Un hôpital de Djazan diagnostique un trouble musculaire rare après un an d’errance
Un patient de 56 ans a été diagnostiqué avec une myopathie rare au centre médical King-Fahd de Djazan, après une année de symptômes inexpliqués.
L'essentiel
AIUne équipe médicale spécialisée de l’hôpital King-Fahd central de Djazan, relevant du groupement de santé de Djazan, a réussi à diagnostiquer chez un patient de 56 ans une myopathie à inclusions (IBM), une maladie musculaire rare provoquant une faiblesse progressive des muscles, après près d’un an de souffrance.
Le patient présentait initialement des difficultés croissantes à marcher et à se mouvoir, accompagnées de modifications au niveau des vertèbres cervicales et lombaires. Ces symptômes ont d’abord été attribués à des problèmes de colonne vertébrale, conduisant à une intervention chirurgicale et à un programme de rééducation. Cependant, l’état du patient a continué de se détériorer, avec l’apparition de troubles de la déglutition et de difficultés à se lever d’une chaise.
Après son orientation vers une clinique spécialisée dans les maladies neuromusculaires périphériques, son cas a été réévalué de manière approfondie.
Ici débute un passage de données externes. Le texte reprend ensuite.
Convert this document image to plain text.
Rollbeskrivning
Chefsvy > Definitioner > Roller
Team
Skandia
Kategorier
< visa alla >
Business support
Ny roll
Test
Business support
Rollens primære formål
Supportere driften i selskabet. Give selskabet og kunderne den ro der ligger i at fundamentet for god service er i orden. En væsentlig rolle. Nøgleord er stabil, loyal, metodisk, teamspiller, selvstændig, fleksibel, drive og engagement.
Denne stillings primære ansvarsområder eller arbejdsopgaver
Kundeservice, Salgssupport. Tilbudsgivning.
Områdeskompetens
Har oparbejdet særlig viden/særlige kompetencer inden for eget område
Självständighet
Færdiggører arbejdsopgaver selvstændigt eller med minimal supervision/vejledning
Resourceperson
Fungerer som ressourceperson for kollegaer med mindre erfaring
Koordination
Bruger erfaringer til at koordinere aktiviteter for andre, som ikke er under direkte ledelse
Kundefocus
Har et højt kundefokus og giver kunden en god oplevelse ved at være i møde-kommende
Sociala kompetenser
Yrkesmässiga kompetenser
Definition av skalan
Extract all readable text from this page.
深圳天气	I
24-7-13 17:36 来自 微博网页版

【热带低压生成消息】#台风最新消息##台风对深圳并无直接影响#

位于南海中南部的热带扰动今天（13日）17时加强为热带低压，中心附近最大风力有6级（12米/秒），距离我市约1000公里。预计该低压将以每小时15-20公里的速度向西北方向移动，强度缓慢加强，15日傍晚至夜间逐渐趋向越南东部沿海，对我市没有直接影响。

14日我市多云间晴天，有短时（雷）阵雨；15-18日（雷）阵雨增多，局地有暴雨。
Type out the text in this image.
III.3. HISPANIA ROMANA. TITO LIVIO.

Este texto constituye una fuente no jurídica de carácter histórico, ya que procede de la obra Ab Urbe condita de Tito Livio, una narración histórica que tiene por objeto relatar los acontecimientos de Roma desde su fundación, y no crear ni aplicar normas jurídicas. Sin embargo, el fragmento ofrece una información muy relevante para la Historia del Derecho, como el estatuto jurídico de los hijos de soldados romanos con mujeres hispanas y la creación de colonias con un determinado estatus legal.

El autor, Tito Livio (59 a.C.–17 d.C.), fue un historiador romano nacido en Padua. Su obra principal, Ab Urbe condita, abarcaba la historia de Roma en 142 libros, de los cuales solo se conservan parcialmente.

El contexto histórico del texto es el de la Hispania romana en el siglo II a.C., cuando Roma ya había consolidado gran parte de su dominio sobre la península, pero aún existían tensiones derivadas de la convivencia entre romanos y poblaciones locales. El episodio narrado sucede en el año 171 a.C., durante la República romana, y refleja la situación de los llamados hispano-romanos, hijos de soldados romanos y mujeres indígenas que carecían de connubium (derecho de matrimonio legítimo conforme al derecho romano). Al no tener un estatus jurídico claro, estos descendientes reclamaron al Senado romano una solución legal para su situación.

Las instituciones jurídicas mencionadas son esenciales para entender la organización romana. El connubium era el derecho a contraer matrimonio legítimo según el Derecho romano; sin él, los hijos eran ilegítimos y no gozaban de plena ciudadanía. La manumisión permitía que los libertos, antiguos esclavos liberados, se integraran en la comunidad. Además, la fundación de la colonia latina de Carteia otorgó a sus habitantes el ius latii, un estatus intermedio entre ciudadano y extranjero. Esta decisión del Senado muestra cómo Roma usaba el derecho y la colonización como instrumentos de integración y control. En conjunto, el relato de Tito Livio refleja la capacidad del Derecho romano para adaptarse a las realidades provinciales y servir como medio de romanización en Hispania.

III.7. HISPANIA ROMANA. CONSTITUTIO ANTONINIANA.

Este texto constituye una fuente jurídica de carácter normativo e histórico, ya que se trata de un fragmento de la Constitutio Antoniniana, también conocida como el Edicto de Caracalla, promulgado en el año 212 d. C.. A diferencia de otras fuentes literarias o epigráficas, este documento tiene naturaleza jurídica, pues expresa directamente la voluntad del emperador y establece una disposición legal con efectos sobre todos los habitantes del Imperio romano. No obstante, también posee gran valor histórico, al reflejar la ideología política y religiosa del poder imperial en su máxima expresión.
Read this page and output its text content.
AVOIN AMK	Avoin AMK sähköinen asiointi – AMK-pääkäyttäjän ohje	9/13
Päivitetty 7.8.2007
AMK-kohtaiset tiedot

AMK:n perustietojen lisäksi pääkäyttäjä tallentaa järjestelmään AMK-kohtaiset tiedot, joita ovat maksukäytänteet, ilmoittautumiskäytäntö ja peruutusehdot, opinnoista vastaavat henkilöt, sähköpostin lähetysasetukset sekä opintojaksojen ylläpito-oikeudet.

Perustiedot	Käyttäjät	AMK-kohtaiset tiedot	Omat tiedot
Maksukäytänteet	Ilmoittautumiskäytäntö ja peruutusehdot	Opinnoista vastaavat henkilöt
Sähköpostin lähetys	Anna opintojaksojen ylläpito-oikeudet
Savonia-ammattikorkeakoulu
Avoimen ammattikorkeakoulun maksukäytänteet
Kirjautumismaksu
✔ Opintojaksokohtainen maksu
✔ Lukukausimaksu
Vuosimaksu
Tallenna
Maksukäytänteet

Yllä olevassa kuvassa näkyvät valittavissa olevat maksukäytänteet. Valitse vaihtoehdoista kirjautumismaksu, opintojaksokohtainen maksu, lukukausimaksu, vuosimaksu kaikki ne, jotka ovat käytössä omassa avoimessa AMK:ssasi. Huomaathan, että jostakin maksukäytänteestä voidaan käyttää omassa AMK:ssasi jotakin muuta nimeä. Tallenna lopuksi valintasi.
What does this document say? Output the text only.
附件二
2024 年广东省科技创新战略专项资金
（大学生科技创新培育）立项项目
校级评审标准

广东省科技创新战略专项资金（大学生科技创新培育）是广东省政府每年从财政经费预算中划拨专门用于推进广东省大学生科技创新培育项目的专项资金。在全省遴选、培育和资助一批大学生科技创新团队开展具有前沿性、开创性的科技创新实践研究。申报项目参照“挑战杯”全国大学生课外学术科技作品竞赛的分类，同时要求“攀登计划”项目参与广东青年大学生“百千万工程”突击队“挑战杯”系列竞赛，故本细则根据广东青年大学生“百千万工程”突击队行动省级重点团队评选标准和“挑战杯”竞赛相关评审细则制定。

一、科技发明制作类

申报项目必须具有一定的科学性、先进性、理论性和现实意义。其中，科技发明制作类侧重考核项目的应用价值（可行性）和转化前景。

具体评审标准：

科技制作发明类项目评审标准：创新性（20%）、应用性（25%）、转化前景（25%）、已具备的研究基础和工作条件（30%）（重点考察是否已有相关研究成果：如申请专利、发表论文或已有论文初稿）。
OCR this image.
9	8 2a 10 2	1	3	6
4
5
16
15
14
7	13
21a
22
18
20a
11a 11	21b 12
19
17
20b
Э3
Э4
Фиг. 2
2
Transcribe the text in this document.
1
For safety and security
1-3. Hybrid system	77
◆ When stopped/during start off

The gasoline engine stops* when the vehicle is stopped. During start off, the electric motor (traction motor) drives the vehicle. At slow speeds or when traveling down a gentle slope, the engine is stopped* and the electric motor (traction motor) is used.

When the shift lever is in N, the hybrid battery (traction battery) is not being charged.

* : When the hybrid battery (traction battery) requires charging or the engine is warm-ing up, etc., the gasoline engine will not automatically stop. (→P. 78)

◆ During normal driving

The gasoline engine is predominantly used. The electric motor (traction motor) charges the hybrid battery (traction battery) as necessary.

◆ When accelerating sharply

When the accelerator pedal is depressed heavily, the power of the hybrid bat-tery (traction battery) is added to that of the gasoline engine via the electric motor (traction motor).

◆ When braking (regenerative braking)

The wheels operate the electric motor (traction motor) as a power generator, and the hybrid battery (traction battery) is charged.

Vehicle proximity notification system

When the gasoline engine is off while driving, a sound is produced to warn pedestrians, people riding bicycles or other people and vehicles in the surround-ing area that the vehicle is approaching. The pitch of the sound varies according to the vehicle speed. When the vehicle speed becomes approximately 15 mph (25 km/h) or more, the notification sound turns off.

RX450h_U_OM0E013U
L’examen neurologique a porté sur la force musculaire, la répartition et le type de faiblesse, ainsi que sur les réflexes, la sensibilité et la coordination motrice. Les résultats ont révélé un schéma de faiblesse ne correspondant pas totalement aux anomalies vertébrales, renforçant la suspicion d’une pathologie musculaire et orientant l’équipe vers le diagnostic d’IBM.
Des examens de conduction nerveuse et d’électromyographie (NCS/EMG) ont permis de préciser la nature de l’atteinte et de conforter la suspicion clinique, avant confirmation par un test sanguin immunologique spécifique recherchant des marqueurs associés à la maladie. L’échantillon a été envoyé à un laboratoire spécialisé aux États-Unis, qui a confirmé le diagnostic environ dix jours plus tard.
Cette maladie est chronique et évolutive, sans traitement curatif à ce jour. La prise en charge vise à contrôler les symptômes, prévenir les complications — notamment les troubles de la déglutition —, préserver la mobilité et améliorer la qualité de vie.
Après évaluation complète et élaboration d’un plan de suivi, le patient a pu quitter l’hôpital dans un état stable.